I attended questions to Digital Culture Media and Sport (DCMS) and I was planning on bobbing for a question but kept my powder dry for the fireworks that ensued during an urgent question on Fixed Odds Betting Terminals instead. The U.K. Government have decided, under pressure from bookmakers, to not implement the agreed £2 maximum stake until October 2019. This is six months later than was hoped for and is a dereliction of the U.K. government’s duty to protect those effected by gambling related harm. The centre for medical cannabis had their Parliamentary launch.
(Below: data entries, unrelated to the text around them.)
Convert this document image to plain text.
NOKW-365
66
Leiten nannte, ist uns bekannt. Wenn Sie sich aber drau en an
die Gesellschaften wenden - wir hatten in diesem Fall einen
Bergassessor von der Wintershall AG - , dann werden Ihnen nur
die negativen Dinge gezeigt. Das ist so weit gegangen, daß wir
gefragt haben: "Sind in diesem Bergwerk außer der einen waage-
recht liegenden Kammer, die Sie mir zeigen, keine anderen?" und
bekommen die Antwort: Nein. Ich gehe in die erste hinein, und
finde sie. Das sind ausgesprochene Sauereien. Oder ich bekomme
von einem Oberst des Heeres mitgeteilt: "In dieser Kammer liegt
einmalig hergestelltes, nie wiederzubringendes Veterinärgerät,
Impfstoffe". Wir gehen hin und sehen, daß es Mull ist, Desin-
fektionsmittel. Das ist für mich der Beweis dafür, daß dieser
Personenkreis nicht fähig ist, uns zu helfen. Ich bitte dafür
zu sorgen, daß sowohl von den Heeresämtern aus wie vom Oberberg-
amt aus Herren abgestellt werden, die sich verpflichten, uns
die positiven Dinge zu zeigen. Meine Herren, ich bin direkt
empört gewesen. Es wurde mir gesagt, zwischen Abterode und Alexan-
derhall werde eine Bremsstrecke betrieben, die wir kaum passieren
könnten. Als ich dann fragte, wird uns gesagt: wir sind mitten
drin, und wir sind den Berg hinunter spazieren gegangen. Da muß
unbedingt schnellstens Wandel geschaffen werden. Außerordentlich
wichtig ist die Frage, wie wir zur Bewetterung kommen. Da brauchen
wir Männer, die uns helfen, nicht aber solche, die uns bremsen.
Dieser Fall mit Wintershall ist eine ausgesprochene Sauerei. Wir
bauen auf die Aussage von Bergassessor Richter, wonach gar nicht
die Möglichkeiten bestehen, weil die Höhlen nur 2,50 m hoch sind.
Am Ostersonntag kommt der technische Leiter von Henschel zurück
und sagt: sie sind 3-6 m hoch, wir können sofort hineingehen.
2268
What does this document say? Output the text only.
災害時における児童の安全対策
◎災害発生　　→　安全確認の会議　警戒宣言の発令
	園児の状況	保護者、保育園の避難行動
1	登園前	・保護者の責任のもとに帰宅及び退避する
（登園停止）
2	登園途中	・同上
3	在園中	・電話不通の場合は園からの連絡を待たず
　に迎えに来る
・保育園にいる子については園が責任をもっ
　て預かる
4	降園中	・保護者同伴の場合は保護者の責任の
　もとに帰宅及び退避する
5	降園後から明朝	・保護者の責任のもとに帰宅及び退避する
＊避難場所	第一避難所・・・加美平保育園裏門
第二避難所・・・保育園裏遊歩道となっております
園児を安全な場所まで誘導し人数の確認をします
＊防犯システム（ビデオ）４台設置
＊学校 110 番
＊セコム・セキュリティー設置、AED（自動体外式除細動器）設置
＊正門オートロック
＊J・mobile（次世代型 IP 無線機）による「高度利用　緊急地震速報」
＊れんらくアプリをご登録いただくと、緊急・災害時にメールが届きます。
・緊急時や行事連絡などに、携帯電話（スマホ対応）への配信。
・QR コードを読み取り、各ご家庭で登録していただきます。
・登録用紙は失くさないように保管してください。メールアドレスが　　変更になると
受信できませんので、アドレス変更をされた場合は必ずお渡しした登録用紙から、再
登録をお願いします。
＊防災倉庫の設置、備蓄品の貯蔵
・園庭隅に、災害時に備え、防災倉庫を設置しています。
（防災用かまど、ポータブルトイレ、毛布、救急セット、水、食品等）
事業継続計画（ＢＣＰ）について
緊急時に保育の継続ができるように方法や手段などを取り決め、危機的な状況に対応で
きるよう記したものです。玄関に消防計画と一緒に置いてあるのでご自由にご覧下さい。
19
They are attempting fill a void of knowledge that is required for medical practitioners to prescribe medicinal cannabis. A recent survey showed that 13% of the UK population would consider approaching their GPs for medical cannabis. That’s over six million people. The current system will not fulfil their needs. I caught the 19:30 flight home.
I caught the 6am train to Edinburgh via Glasgow to attend a Post Brexit common frameworks meeting hosted by the Royal Society of Edinburgh. There were presentations from politicians, academics, the National Farmers Union and of course the Royal Society. I was there to represent the select committee for Public Administration and Constitutional Affairs. It is glaringly obvious that inter-parliamentary decision making is not well served by the current system and there is a real danger that the devolved parliaments will be underrepresented when decisions regarding Brexit are taken.